La Cour de cassation abandonne la survie des confiscations après l'extinction de l'action publique par le décès

Les ayants droit d'un prévenu décédé peuvent désormais demander la restitution des biens placés sous main de justice sans que le juge ne puisse imputer l'infraction ou prononcer une confiscation.

Cour de cassation, criminelle, Chambre criminelle, 07/05/2024, 22-81.344

Dans un important arrêt du 7 mai 2024, la Cour de cassation est revenue sur sa jurisprudence relative aux effets du décès d'un prévenu sur les confiscations prononcées. Elle opère un revirement en abandonnant la possibilité pour le juge de statuer sur une peine de confiscation après l'extinction de l'action publique par le décès.

En l'espèce, M. [S] avait formé un pourvoi contre un arrêt de la cour d'appel de Paris qui l'avait condamné à une peine de confiscation pour blanchiment. Décédé après la formulation de son pourvoi, ses héritiers ont sollicité de la Cour de cassation de pouvoir reprendre la procédure.

La haute juridiction rappelle d'abord que le décès du prévenu entraîne l'extinction de l'action publique, qui s'étend à la peine de confiscation. Le pourvoi est donc devenu sans objet et il n'y a plus lieu d'y statuer.
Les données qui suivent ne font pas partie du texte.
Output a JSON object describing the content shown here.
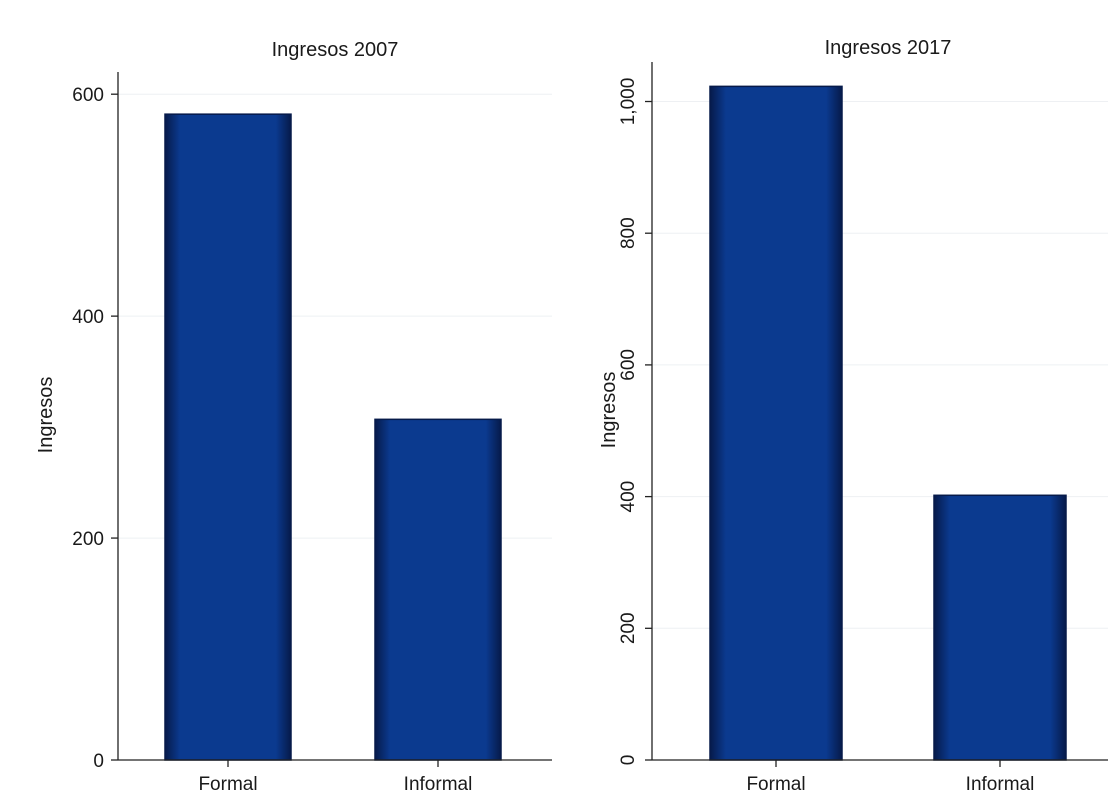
{
  "chart_data": [
    {
      "type": "bar",
      "title": "Ingresos 2007",
      "ylabel": "Ingresos",
      "xlabel": "",
      "categories": [
        "Formal",
        "Informal"
      ],
      "values": [
        582,
        307
      ],
      "ylim": [
        0,
        620
      ],
      "yticks": [
        0,
        200,
        400,
        600
      ],
      "ytick_labels": [
        "0",
        "200",
        "400",
        "600"
      ],
      "ytick_rotation": "horizontal",
      "grid": true,
      "bar_color": "#0b3a8f",
      "bar_edge_color": "#061a4a"
    },
    {
      "type": "bar",
      "title": "Ingresos 2017",
      "ylabel": "Ingresos",
      "xlabel": "",
      "categories": [
        "Formal",
        "Informal"
      ],
      "values": [
        1023,
        402
      ],
      "ylim": [
        0,
        1060
      ],
      "yticks": [
        0,
        200,
        400,
        600,
        800,
        1000
      ],
      "ytick_labels": [
        "0",
        "200",
        "400",
        "600",
        "800",
        "1,000"
      ],
      "ytick_rotation": "vertical",
      "grid": true,
      "bar_color": "#0b3a8f",
      "bar_edge_color": "#061a4a"
    }
  ]
}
Rompant avec sa jurisprudence antérieure, elle juge que la cour d'appel ne peut plus se prononcer sur la peine de confiscation après l'extinction de l'action publique par le décès. Une telle confiscation constitue en effet une peine qui ne peut être prononcée que si le prévenu est déclaré coupable, ce qui est interdit par son décès.

Cependant, la Cour de cassation admet que les ayants droit du défunt peuvent demander à la cour d'appel la restitution des biens placés sous main de justice, sur le fondement des articles 479 et suivants du code de procédure pénale.

Dans ce cadre, la cour d'appel pourra se prononcer sur la caractérisation objective de l'infraction, mais sans pouvoir l'imputer au défunt ni se prononcer sur sa culpabilité. Les ayants droit seront par ailleurs recevables à contester l'infraction et le fait que les biens dont ils demandent la restitution en sont l'instrument ou le produit.

Cet arrêt réalise un juste équilibre entre l'exigence de ne pas condamner un défunt et la nécessité de préserver l'efficacité de la confiscation des avoirs illicites. Il consacre un changement de philosophie majeur en permettant aux ayants droit de discuter devant le juge de la caractérisation de l'infraction sans être exposés au prononcé d'une confiscation pénale.